Quel danger guette une personne qui ose dénoncer l’inacceptable ? Dans le roman, un fou furieux d’extrême droite court après sa victime, jusqu’au fond des bois.

« Beaucoup de femmes, de journalistes ont dénoncé des choses sur les réseaux sociaux et ont été victimes d’agression, de menaces, de phrases vraiment heavy. Ça m’interpellait : comment ça se fait que, dès qu’on prend la parole, ce ne soit pas entendu ? »

Élise Turcotte voulait aussi lier la vie politique avec la vie intime et la vie sociale. « Ce qui se passe en société se reflète souvent dans la famille. Je voulais montrer comment les débats sociaux arrivent dans la famille et créent des dérapages. »

Des menaces

Dans le roman, l’écrivaine reçoit des menaces de la part d’un hater, et d’un membre de sa famille élargie qui déraille complètement.

« Sa parole est niée, dans sa propre famille.

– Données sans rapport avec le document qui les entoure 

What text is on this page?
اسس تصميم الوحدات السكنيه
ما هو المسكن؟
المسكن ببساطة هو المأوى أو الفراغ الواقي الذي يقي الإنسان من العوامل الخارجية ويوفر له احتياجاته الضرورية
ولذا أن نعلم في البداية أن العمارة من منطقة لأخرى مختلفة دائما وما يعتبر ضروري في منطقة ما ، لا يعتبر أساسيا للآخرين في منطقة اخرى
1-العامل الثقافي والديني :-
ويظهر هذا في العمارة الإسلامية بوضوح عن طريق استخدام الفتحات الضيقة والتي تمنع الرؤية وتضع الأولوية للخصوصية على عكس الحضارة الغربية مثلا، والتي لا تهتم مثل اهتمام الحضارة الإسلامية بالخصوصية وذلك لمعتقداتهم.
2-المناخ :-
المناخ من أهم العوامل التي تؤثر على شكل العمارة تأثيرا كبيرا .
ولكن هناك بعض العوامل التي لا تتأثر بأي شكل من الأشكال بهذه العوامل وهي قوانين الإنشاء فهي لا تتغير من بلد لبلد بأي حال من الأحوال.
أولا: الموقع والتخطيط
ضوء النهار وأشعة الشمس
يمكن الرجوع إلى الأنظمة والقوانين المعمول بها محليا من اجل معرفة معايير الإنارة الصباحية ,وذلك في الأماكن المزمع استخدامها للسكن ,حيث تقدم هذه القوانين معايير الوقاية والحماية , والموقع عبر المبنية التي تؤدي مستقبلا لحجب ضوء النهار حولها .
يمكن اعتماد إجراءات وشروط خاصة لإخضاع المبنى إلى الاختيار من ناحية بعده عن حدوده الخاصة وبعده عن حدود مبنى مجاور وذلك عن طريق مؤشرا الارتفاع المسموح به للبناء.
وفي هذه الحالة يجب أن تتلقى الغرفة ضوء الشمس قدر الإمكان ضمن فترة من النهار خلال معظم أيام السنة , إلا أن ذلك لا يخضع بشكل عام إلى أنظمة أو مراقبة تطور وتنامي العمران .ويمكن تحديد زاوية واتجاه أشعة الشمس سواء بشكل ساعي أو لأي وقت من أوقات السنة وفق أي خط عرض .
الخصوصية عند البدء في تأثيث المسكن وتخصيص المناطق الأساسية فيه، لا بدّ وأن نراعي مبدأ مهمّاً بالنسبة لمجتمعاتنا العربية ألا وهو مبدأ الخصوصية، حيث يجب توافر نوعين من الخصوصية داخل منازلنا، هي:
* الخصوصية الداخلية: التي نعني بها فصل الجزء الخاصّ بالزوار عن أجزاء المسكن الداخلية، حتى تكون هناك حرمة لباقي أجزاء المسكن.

La tension vient beaucoup du silence, du non-dit, de ce qu’on n’a pas le droit de dire, de ce qui n’est pas écouté. »

Le personnage du bouc émissaire l’intéressait beaucoup. « C’est celui qui reçoit des menaces, mais aussi de la haine et de la violence, et des phrases assassines. Mais la personne qui parle, c’est elle qui prend ses responsabi­lités, qui veut regarder les choses avec lucidité. »


► Élise Turcotte est poète, nouvelliste et romancière.

► Elle a reçu plusieurs prix prestigieux pour son travail, dont deux prix littéraires du Gouverneur général.